Principles I Take Into Every Engagement Now
Citations as the foundation ads sit on
I think about local advertising the way I think about painting a house. You can buy the most expensive paint on the market, hire the best painter, pick the perfect colour — but if the substrate is rotten, you’re throwing money at a wall that’s going to fail. Citations are the substrate. Ads are the paint.
This analogy is not original to me; I’ve heard variations of it from at least three other consultants. It persists because it’s accurate.
When to refuse the ad-only client
I now turn down clients who want ad management without a citation audit included in the engagement. This sounds precious until you realise that managing ads on a broken foundation produces mediocre results that get blamed on the ad manager. I’ve watched too many capable PPC specialists get sacked for problems they didn’t create and weren’t allowed to fix.
The pitch I make is simple: “I’ll audit your citations as part of the onboarding. If they’re already clean, I’ll tell you, refund the audit fee, and we’ll proceed. If they’re not, we fix them or I’m not the right consultant for you.” About 70% of prospects accept this; the 30% who don’t are usually price-shoppers I wouldn’t enjoy working with anyway.
Quick tip: If you’re hiring an agency for local advertising and they don’t ask about your citation status during the sales process, that’s a red flag. Either they don’t know it matters (incompetent) or they know and don’t care (worse). A 10-minute conversation about NAP consistency before signing a contract will tell you more about the agency than their case studies will.
The 2026 algorithm shifts forcing this conversation
Two trends are projected to make citations more important in 2026, not less. First, Google’s continued movement toward AI-generated answer experiences (SGE, AI Overviews, whatever they’re calling it this quarter) relies heavily on entity confidence. Businesses with clean, consistent citations are projected to feature more prominently in AI-generated local responses; businesses with messy data are projected to be omitted in favour of competitors the AI is more confident about.

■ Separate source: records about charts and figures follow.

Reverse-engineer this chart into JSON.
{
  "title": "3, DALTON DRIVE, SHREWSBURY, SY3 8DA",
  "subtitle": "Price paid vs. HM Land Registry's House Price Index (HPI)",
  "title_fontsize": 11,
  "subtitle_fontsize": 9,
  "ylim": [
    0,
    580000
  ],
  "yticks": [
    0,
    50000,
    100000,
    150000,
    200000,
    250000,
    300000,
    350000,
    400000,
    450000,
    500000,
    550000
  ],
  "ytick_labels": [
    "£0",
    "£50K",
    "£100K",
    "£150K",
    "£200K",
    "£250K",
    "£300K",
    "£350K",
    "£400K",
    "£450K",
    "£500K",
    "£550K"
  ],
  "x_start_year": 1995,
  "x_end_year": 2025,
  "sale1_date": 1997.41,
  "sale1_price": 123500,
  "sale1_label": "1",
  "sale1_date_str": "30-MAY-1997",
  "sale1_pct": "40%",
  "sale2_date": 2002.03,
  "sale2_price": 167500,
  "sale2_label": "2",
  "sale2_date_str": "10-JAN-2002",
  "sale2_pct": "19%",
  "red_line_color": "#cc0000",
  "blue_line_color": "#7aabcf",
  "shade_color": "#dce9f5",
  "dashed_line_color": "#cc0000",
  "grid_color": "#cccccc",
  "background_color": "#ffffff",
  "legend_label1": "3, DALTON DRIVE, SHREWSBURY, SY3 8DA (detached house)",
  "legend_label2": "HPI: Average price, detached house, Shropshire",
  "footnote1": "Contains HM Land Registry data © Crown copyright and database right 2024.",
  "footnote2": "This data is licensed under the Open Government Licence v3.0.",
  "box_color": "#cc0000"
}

Second, the gradual erosion of third-party cookies and the shift toward first-party signal modelling means platforms increasingly depend on entity-level data to disambiguate businesses. Your citation profile is, in effect, becoming a piece of identity infrastructure.
Myth: AI search will make traditional local SEO and citations obsolete. Reality: AI search makes citations more important because language models cite sources with high entity confidence. Inconsistent business data confuses the model and gets your business excluded from AI-generated answers entirely. We’re already seeing this in early AI Overview behaviour for local queries.
Dave is now eight months past our initial engagement. His cost-per-lead has stabilised around £31. He hired a fourth van driver in October. He still rings me occasionally, usually to ask whether he should respond to a one-star review (the answer is almost always yes, briefly, professionally, and then move on).
If you’re running local ads in 2026 and you haven’t audited your citations in the last six months, the question isn’t whether you have a problem. It’s how big the problem is and how much money you’re feeding into it every week. Open a spreadsheet, spend an afternoon checking the top fifteen platforms, and find out before your competitor does it first.